82. akademi ödülleri en iyi film ödülü dalının en cılız adaylarından biri. film temelde klişe duran hikayeyi bir noktaya kadar başarıyla taşısa da, izleyicileri şaşırtayım derken başka bir klişeye sapıyor. karakterimiz tam aşka ve düzenli bir hayata ikna olmuş, sevgilisine giderken hayal kırıklığı ile geri dönüyor ve yediği kazıkla yüreğinin kilitleri kırılan iyi yürekli insana dönüşüveriyor. daha önceki entrylerde de bahsedilmiş bir-iki sahne gerçekten iyiydi ancak film bittiğinde senaryonun yeni bir şey söylememiş olmasının verdiği hayal kırıklığı kalıyor. En iyi erkek oyuncu, en iyi yardımcı kadın oyuncu (2 aday) ve en iyi uyarlama senaryo kategorilerinde heyecan arayacak, en iyi film kategorisinde ise katılımcı olmanın onurunu yaşamakla yetinecek bir film.
Nacizane görüşlerim:
1.Oscar ödüllerindeki adaylıkları anasının ak sütü gibi helaldir.
2.Konu itibariyle günceldir ve sıkıcı görünümlü(görece kavram bence değil) filmde çok yerinde işlenmiştir(Michael Clayton gibi).
3.Oyunculuklar kesinlikle görmeye değerdir.
4.Soundtrack'i

1. this land is your land - guthrie, woody
2. security ballet - kent, rolfe
3. goin' home - auerbach, dan
4. taken at all - crosby, david [1]
5. angel in the snow - smith, elliott [1]
6. help yourself - smith, bradley gran
7. genova - galvagna, sacha
8. lost in detroit - kent, rolfe
9. thank you lord - buchanan, roy
10. be yourself [demo version] - nash, graham
11. the the snow before us - jared matt greenber
12. up in the air - renick, kevin

şarkılarından oluşmakla birlikte oldukça güzeldir,hatta koleksiyonluk bile denilebilir.
5.insanı filmden sonra düşünceye sevk edecek ara konuları vardır.
6.Senaryonun bir film için ne kadar önemli olduğunu özel efektler olmadan da ilgi çekilebilineceğini gösterir(özel efektli filmleri sevmediğimi demek istemedim).
genelde pek beğenilmemiş ama siz onlara bakmayın. sahiden çok iyi film. yalnız amerikan insanına, ailenin önemini anlatmak gibi klişe bir konuya sahip olsada, çok güzel anlatmış. özellikle filmin sonunda mutlu son beklerken yaptığı ters köşeyle takdirimi kazanarak, oscar adaylarında inglourious basterds'la beraber favorim olmuştur. ki muhtemelende bu film oscarı alacaktır.
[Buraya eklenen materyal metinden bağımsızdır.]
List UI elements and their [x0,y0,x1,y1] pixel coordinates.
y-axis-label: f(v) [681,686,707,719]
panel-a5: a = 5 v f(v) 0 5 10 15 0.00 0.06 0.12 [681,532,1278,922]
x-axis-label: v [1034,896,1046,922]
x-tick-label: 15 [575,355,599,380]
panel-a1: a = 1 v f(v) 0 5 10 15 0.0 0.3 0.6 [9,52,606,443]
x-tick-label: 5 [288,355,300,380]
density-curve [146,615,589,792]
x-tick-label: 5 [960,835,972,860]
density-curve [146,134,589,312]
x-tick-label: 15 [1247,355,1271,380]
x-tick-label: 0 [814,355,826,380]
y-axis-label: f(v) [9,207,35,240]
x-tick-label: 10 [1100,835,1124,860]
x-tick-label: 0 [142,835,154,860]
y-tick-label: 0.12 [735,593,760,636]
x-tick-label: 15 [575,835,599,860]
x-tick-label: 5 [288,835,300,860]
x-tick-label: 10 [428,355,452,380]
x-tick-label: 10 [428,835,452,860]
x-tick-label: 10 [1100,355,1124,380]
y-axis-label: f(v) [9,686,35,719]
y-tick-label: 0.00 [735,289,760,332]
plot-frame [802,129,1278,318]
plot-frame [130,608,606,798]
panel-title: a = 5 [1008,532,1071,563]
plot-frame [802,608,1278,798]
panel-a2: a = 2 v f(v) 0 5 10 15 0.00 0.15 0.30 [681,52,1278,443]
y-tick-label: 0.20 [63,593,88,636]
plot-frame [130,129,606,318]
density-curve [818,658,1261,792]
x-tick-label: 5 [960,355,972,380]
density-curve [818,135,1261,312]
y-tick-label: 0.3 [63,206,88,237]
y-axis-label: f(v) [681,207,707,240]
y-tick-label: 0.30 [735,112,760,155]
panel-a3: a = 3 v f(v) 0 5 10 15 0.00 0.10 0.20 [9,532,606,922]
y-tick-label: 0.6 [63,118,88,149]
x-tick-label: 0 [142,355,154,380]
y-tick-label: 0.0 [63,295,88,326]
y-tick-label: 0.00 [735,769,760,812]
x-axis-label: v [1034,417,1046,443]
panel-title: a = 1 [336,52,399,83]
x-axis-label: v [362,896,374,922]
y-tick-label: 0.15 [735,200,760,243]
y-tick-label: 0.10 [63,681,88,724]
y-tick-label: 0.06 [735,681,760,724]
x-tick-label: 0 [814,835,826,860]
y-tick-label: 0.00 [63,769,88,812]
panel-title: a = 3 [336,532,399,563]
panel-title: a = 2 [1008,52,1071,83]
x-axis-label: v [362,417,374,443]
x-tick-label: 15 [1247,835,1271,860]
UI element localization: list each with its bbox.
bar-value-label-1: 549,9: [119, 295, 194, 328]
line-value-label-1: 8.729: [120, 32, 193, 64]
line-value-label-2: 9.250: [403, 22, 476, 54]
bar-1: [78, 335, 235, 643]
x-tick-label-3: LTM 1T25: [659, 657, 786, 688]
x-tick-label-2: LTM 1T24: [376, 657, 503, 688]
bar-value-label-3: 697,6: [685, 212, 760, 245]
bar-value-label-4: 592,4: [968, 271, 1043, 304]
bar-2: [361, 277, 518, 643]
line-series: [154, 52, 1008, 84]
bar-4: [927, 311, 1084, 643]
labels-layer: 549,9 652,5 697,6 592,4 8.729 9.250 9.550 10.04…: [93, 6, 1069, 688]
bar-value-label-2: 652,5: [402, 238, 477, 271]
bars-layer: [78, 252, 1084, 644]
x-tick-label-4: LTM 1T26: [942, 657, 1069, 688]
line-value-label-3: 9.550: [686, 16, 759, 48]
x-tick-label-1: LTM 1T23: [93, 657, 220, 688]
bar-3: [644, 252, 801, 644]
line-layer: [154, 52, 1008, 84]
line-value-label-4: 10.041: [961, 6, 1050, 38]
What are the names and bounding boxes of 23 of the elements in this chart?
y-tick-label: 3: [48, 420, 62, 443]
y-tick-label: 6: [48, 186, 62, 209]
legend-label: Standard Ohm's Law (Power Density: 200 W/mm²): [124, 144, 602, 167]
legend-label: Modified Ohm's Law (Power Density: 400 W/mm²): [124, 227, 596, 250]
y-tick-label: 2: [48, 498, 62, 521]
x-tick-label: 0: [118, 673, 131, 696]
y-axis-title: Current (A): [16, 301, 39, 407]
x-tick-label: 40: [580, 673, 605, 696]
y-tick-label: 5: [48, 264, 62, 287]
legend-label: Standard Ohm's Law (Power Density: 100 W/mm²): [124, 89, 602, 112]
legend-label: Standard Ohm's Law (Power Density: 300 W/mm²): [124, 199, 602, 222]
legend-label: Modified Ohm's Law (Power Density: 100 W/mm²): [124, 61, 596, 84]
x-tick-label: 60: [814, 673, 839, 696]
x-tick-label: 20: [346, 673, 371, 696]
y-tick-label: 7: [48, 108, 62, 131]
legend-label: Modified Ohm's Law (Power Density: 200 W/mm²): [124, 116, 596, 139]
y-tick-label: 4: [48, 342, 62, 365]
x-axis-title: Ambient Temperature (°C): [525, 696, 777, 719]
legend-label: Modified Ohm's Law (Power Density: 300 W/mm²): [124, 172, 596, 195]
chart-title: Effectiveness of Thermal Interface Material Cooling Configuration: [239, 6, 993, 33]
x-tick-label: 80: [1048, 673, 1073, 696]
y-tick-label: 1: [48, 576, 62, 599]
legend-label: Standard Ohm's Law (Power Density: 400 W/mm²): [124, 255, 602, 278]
aslında gönül isterki inglourious basterds oscarı alsın ama bu film akademinin oscar variceği tarzda bir film değil. ayrıca akademi eşşek değilse sırf 3d diye avatar gibi sıradan bir filmede ödül vermez. velhasıl-ı kelam, bu film oscarı alır.
oscar adayı olan ama niye aday yapıldığını anlayamadığım sıradan bir film. george clooney i az biraz başarılı buldum. yani oscar a aday olacak kadar değil. filmde; çalışanları işten çıkarma konuşmaları yapan, kişisel gelişim konferansları veren, bol bol seyahet eden bir adam anlatılıyor.